Keywords: Multi-Channel, Brick-And-Mortar Retailers, Perfect Order, Retailer, Flow Paths.
The term multi-channel refers to companies selling goods through multiple channels – i.e., direct sales, distributors, e-commerce, and so forth. ARC Advisory Group defines omni-channel as a special form of multi-channel commerce practiced by retailers who sell goods through both stores and over the internet.
Perhaps the hottest trend in supply chain management is omni-channel commerce as practiced by brick-and-mortar retailers. As we learned in a recent survey, retailers certainly view omni-channel initiatives as critical: 86.9 percent of brick-and-mortar retailers saw omni-channel as a strategic initiative at their companies!
But an omni-channel commerce project is a very large undertaking, making it unwise to attempt a "big bang"-style project. ARC has identified seven main ways in which omni-channel can be operationalized. Which particular omni-channel projects should be prioritized? What supply chain capabilities and technologies will be necessary to support the path taken? ARC Advisory Group and AGiLE Business Media (parent to DC Velocity magazine) surveyed retailers to answer these questions. There were 177 qualified respondents.
Picking the best path forward requires an understanding of what every deviation from the perfect order costs the retailer. The different omni-channel flow paths – order in-store/deliver to home; order online/fulfill from any location; etc. – will all have different cost structures. Retailers need to understand these costs.

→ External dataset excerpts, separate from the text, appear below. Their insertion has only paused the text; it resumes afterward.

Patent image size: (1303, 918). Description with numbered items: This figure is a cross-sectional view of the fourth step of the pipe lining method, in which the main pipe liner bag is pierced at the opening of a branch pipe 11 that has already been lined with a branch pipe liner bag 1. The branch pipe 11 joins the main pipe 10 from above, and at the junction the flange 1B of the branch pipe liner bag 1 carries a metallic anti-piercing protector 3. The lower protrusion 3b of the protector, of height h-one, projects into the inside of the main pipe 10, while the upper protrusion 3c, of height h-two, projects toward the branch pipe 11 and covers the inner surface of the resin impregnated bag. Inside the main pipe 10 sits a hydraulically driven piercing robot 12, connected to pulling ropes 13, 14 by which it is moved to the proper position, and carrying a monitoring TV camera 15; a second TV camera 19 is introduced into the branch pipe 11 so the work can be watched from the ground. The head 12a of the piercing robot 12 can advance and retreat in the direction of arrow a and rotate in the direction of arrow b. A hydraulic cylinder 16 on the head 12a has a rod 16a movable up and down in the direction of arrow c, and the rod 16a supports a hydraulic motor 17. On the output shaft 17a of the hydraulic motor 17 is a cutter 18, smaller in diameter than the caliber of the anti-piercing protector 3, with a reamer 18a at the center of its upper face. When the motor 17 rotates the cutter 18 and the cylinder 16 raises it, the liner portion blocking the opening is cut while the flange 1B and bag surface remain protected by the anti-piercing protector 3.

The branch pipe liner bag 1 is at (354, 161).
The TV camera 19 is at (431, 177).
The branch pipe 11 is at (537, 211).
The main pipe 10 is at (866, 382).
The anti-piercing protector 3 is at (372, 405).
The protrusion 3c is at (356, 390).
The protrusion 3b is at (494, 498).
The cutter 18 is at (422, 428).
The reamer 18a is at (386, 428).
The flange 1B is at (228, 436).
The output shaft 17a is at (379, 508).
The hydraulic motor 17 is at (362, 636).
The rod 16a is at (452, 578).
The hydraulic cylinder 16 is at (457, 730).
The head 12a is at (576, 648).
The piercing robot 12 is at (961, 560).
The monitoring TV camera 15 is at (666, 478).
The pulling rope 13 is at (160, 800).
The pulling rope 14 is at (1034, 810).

Unfortunately, our survey shows:
While retailers largely understand the costs of shipping goods from an e-commerce warehouse, they do not understand the costs associated with fulfilling omni-channel orders from stores.
Two-thirds reported they do not understand what order fulfillment mistakes cost in terms of lost customers or the reduced lifetime value of a customer.
While customer expectations in the omni-channel are high and increasing, most retailers current execution capabilities are highly constrained by their current in-store logistics capabilities.